Ilu Polaków w Polakach?

Obrazek użytkownika Leopold
Blog

Stan permanentnego konfliktu politycznego, w którym od lat tkwią obywatele Rzeczpospolitej Polskiej, a który wyraźnie wykazuje tendencję do pogłębiania się, często nazywany jest „wojną polsko-polską”. Zjawisko to niepokojąco przypomina stan Polski w XVIII wieku, kiedy dzięki perfidnej polityce Rosji Polacy niszczyli swój kraj własnymi rękami. Realizowana przez ambasadora Repnina taktyka polegała na wspieraniu dwóch, zbliżonych pod względem siły wrogich obozów: Czartoryskich i Potockich, które walcząc ze sobą na przemian zrywały Sejmy i uniemożliwiały funkcjonowanie państwa. Ostatnie wybory dały mi więc asumpt do refleksji nad naturą podziału w dzisiejszej Polsce.
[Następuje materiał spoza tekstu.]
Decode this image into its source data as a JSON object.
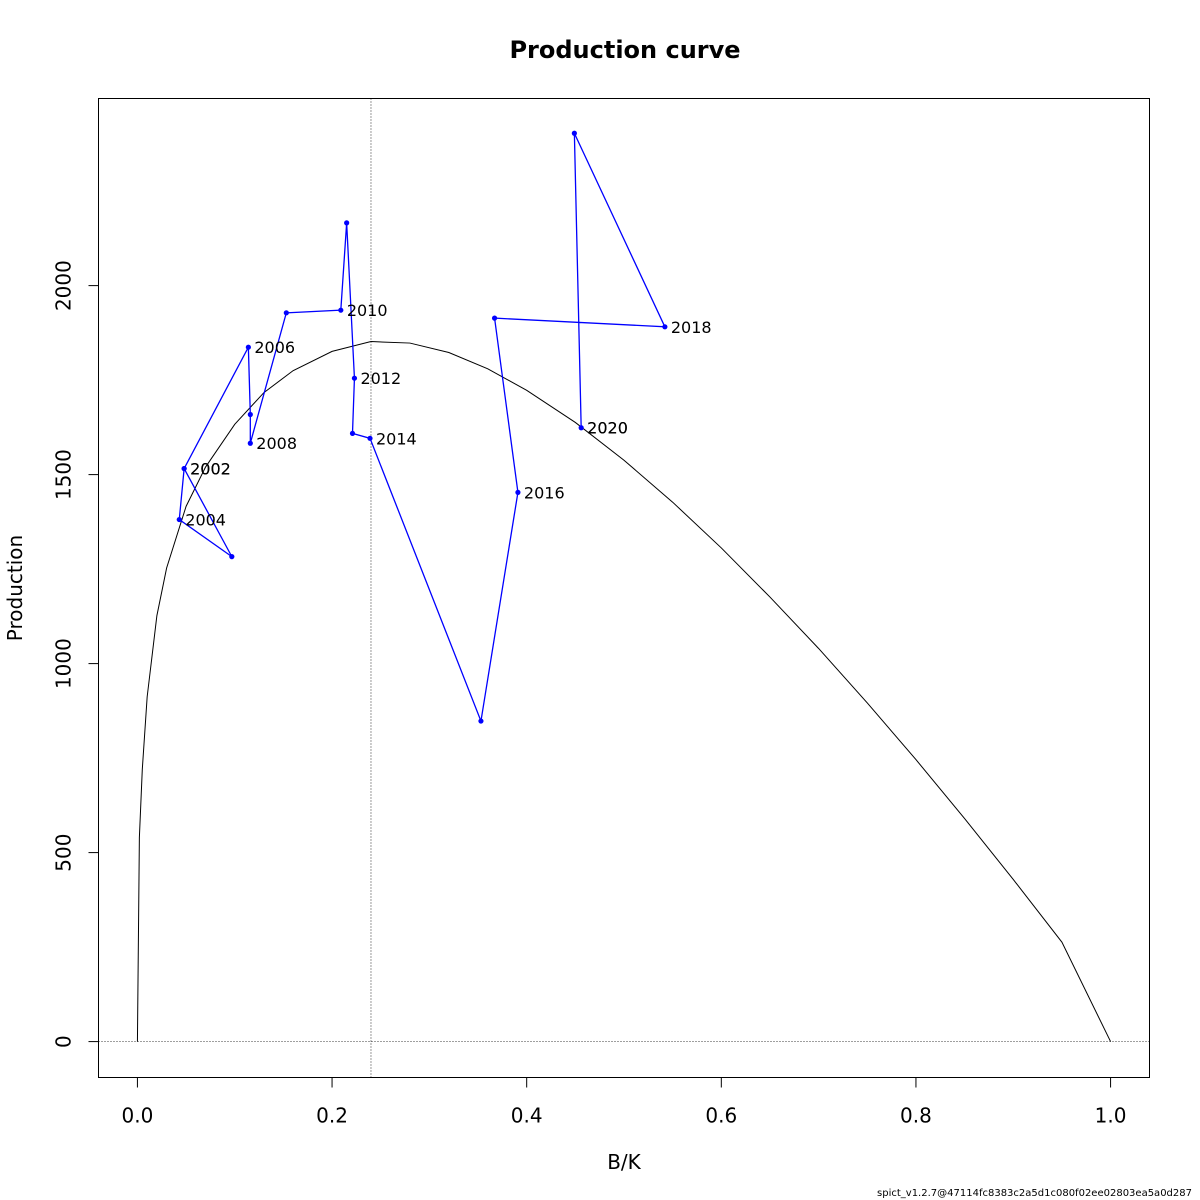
{
  "chart_data": {
    "type": "line",
    "title": "Production curve",
    "xlabel": "B/K",
    "ylabel": "Production",
    "xlim": [
      -0.04,
      1.04
    ],
    "ylim": [
      -95,
      2495
    ],
    "x_ticks": [
      0.0,
      0.2,
      0.4,
      0.6,
      0.8,
      1.0
    ],
    "x_tick_labels": [
      "0.0",
      "0.2",
      "0.4",
      "0.6",
      "0.8",
      "1.0"
    ],
    "y_ticks": [
      0,
      500,
      1000,
      1500,
      2000
    ],
    "y_tick_labels": [
      "0",
      "500",
      "1000",
      "1500",
      "2000"
    ],
    "grid": false,
    "reference_lines": {
      "vertical_x": 0.24,
      "horizontal_y": 0
    },
    "production_curve": {
      "color": "#000000",
      "x": [
        0,
        0.002,
        0.005,
        0.01,
        0.02,
        0.03,
        0.05,
        0.07,
        0.1,
        0.13,
        0.16,
        0.2,
        0.24,
        0.28,
        0.32,
        0.36,
        0.4,
        0.45,
        0.5,
        0.55,
        0.6,
        0.65,
        0.7,
        0.75,
        0.8,
        0.85,
        0.9,
        0.95,
        1.0
      ],
      "y": [
        0,
        540,
        720,
        912,
        1127,
        1253,
        1416,
        1520,
        1633,
        1717,
        1775,
        1826,
        1852,
        1848,
        1823,
        1780,
        1723,
        1638,
        1538,
        1427,
        1306,
        1176,
        1040,
        896,
        746,
        590,
        429,
        263,
        0
      ]
    },
    "series": [
      {
        "name": "",
        "color": "#0000ff",
        "x": [
          0.048,
          0.097,
          0.043,
          0.048,
          0.114,
          0.116,
          0.116,
          0.153,
          0.209,
          0.215,
          0.223,
          0.221,
          0.239,
          0.353,
          0.391,
          0.367,
          0.542,
          0.449,
          0.456
        ],
        "y": [
          1516,
          1283,
          1381,
          1516,
          1837,
          1659,
          1583,
          1928,
          1935,
          2166,
          1755,
          1609,
          1596,
          848,
          1453,
          1914,
          1891,
          2403,
          1624
        ]
      }
    ],
    "point_labels": [
      {
        "text": "2002",
        "x": 0.048,
        "y": 1516
      },
      {
        "text": "2002",
        "x": 0.048,
        "y": 1516
      },
      {
        "text": "2004",
        "x": 0.043,
        "y": 1381
      },
      {
        "text": "2006",
        "x": 0.114,
        "y": 1837
      },
      {
        "text": "2008",
        "x": 0.116,
        "y": 1583
      },
      {
        "text": "2010",
        "x": 0.209,
        "y": 1935
      },
      {
        "text": "2012",
        "x": 0.223,
        "y": 1755
      },
      {
        "text": "2014",
        "x": 0.239,
        "y": 1596
      },
      {
        "text": "2016",
        "x": 0.391,
        "y": 1453
      },
      {
        "text": "2018",
        "x": 0.542,
        "y": 1891
      },
      {
        "text": "2020",
        "x": 0.456,
        "y": 1624
      },
      {
        "text": "2020",
        "x": 0.456,
        "y": 1624
      }
    ]
  },
  "footer_text": "spict_v1.2.7@47114fc8383c2a5d1c080f02ee02803ea5a0d287"
}
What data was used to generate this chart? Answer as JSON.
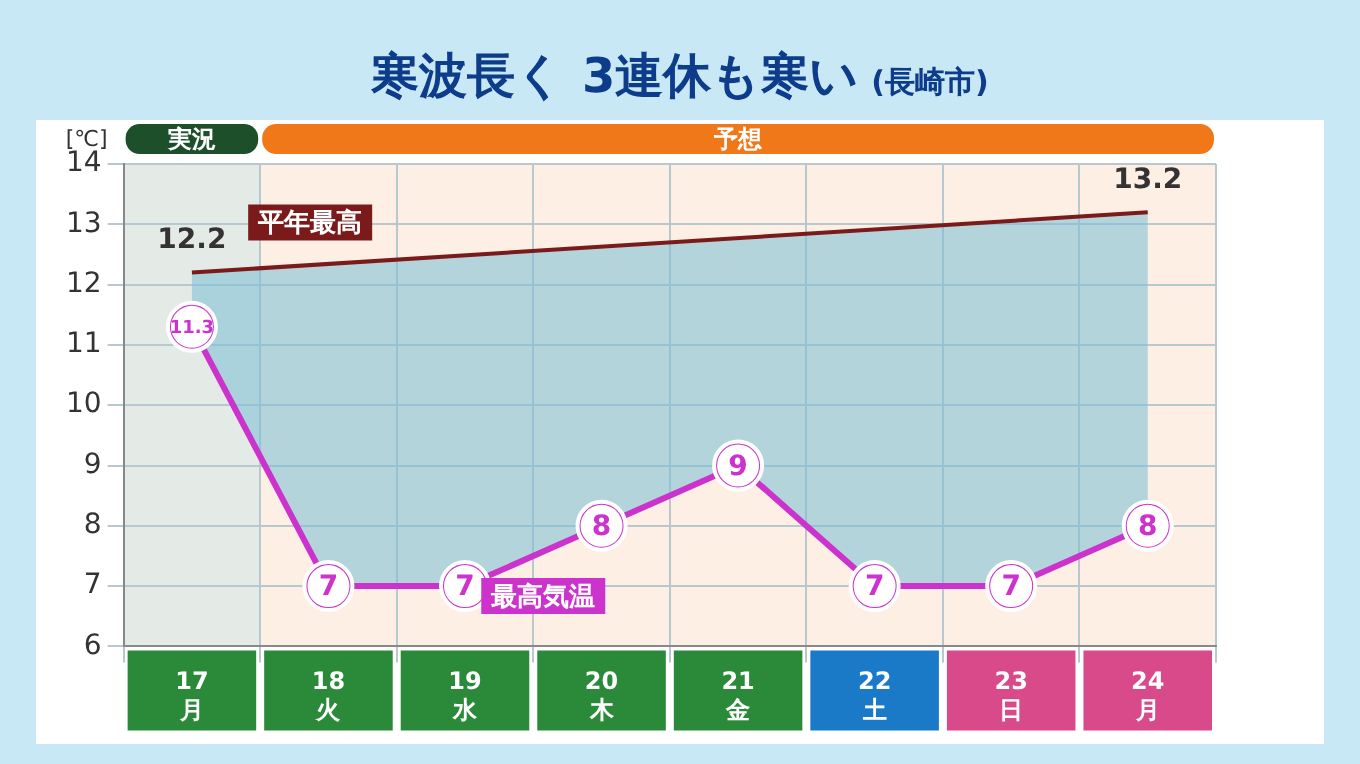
{
  "chart_data": {
    "type": "line",
    "title": "寒波長く 3連休も寒い",
    "subtitle": "(長崎市)",
    "ylabel": "[℃]",
    "categories": [
      "17\n月",
      "18\n火",
      "19\n水",
      "20\n木",
      "21\n金",
      "22\n土",
      "23\n日",
      "24\n月"
    ],
    "series": [
      {
        "name": "平年最高",
        "color": "#7a1a1a",
        "values": [
          12.2,
          null,
          null,
          null,
          null,
          null,
          null,
          13.2
        ],
        "value_labels": [
          "12.2",
          null,
          null,
          null,
          null,
          null,
          null,
          "13.2"
        ],
        "marker": "none"
      },
      {
        "name": "最高気温",
        "color": "#cc33cc",
        "values": [
          11.3,
          7,
          7,
          8,
          9,
          7,
          7,
          8
        ],
        "value_labels": [
          "11.3",
          "7",
          "7",
          "8",
          "9",
          "7",
          "7",
          "8"
        ],
        "marker": "circle"
      }
    ],
    "ylim": [
      6,
      14
    ],
    "yticks": [
      6,
      7,
      8,
      9,
      10,
      11,
      12,
      13,
      14
    ],
    "grid": true,
    "legend": false,
    "bands": [
      {
        "axis": "x",
        "from": "17\n月",
        "to": "17\n月",
        "label": "実況",
        "color": "#1d4f2b"
      },
      {
        "axis": "x",
        "from": "18\n火",
        "to": "24\n月",
        "label": "予想",
        "color": "#f07818"
      }
    ]
  }
}
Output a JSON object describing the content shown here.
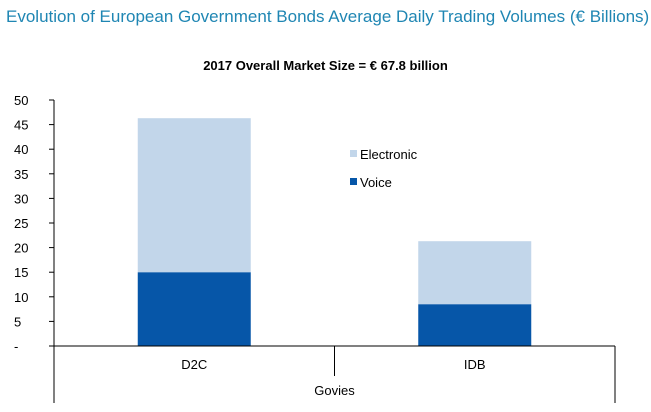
{
  "page_title": "Evolution of European Government Bonds Average Daily Trading Volumes (€ Billions)",
  "colors": {
    "electronic": "#c2d6ea",
    "voice": "#0656a8",
    "axis": "#000000",
    "title": "#1f86b3"
  },
  "chart_data": {
    "type": "bar",
    "stacked": true,
    "title": "2017 Overall Market Size = € 67.8 billion",
    "categories": [
      "D2C",
      "IDB"
    ],
    "group_label": "Govies",
    "series": [
      {
        "name": "Voice",
        "values": [
          15.0,
          8.5
        ]
      },
      {
        "name": "Electronic",
        "values": [
          31.3,
          12.8
        ]
      }
    ],
    "ylim": [
      0,
      50
    ],
    "yticks": [
      "-",
      "5",
      "10",
      "15",
      "20",
      "25",
      "30",
      "35",
      "40",
      "45",
      "50"
    ],
    "grid": false,
    "legend_position": "center-right"
  }
}
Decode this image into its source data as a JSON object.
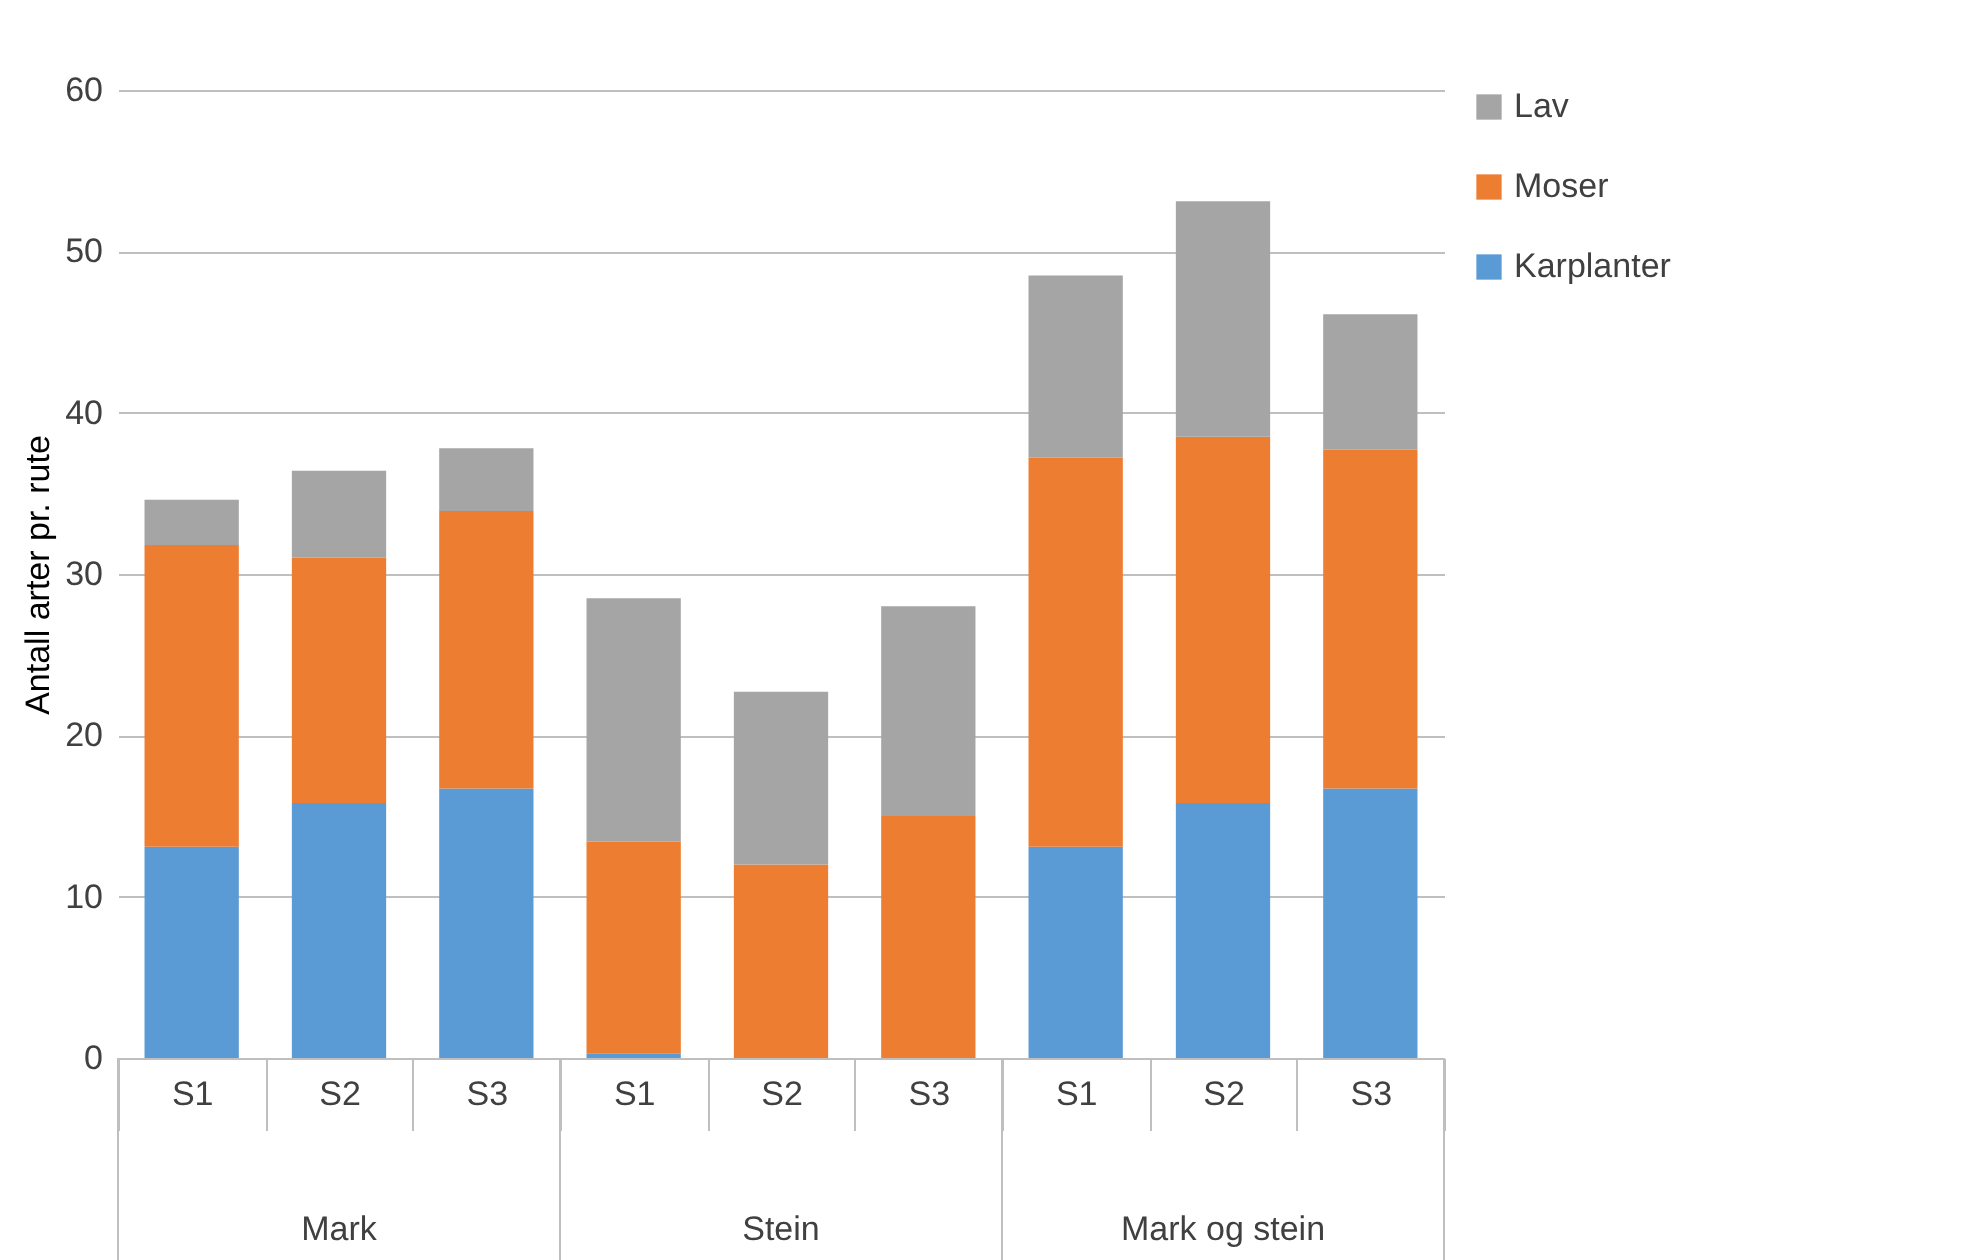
{
  "chart_data": {
    "type": "bar",
    "stacked": true,
    "ylabel": "Antall arter pr. rute",
    "categories": [
      "S1",
      "S2",
      "S3",
      "S1",
      "S2",
      "S3",
      "S1",
      "S2",
      "S3"
    ],
    "series": [
      {
        "name": "Karplanter",
        "color": "#5b9bd5",
        "values": [
          13.1,
          15.8,
          16.7,
          0.3,
          0,
          0,
          13.1,
          15.8,
          16.7
        ]
      },
      {
        "name": "Moser",
        "color": "#ed7d31",
        "values": [
          18.7,
          15.2,
          17.2,
          13.1,
          12.0,
          15.0,
          24.1,
          22.7,
          21.0
        ]
      },
      {
        "name": "Lav",
        "color": "#a5a5a5",
        "values": [
          2.8,
          5.4,
          3.9,
          15.1,
          10.7,
          13.0,
          11.3,
          14.6,
          8.4
        ]
      }
    ],
    "annotations": [
      "Mark",
      "Stein",
      "Mark og stein"
    ],
    "ylim": [
      0,
      60
    ],
    "yticks": [
      0,
      10,
      20,
      30,
      40,
      50,
      60
    ],
    "grid": "y",
    "legend": "right"
  }
}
Ks. Zygmunt Zieliński - bloger portalu „Niepoprawni.pl”, który po przytoczeniu kilku liczb (11 432 824 osób nie poszło na wybory, a 10 215 777 głosowało na opozycję) skomentował rezultaty w następujący sposób:

„Zważywszy na to, że jedynie PiS, czyli zjednoczona prawica, przedstawiła program transparentny i mający za sobą czteroletnie rządy spełnionych obietnic i znaczone dostrzegalnym, także za granicą, rozwojem kraju, a ugrupowania opozycyjne w większości jako program wywieszały hasło: „PiS musi odejść”, nasuwa się wniosek tyleż zaskakujący, co niepokojący: żaden rząd nie jest w stanie zapewnić Polsce bezpieczeństwa i niczym nie zagrożonej stabilności, jeśli dysponuje społeczeństwem, którego ponad 11 milionów nie interesuje się losami kraju, a ponad 10 milionów, to ludzie popierający każdą inicjatywę godzącą w dobro tego kraju, nie wahający się w tym celu szukać wsparcia sił wrogich Polsce za granicą.”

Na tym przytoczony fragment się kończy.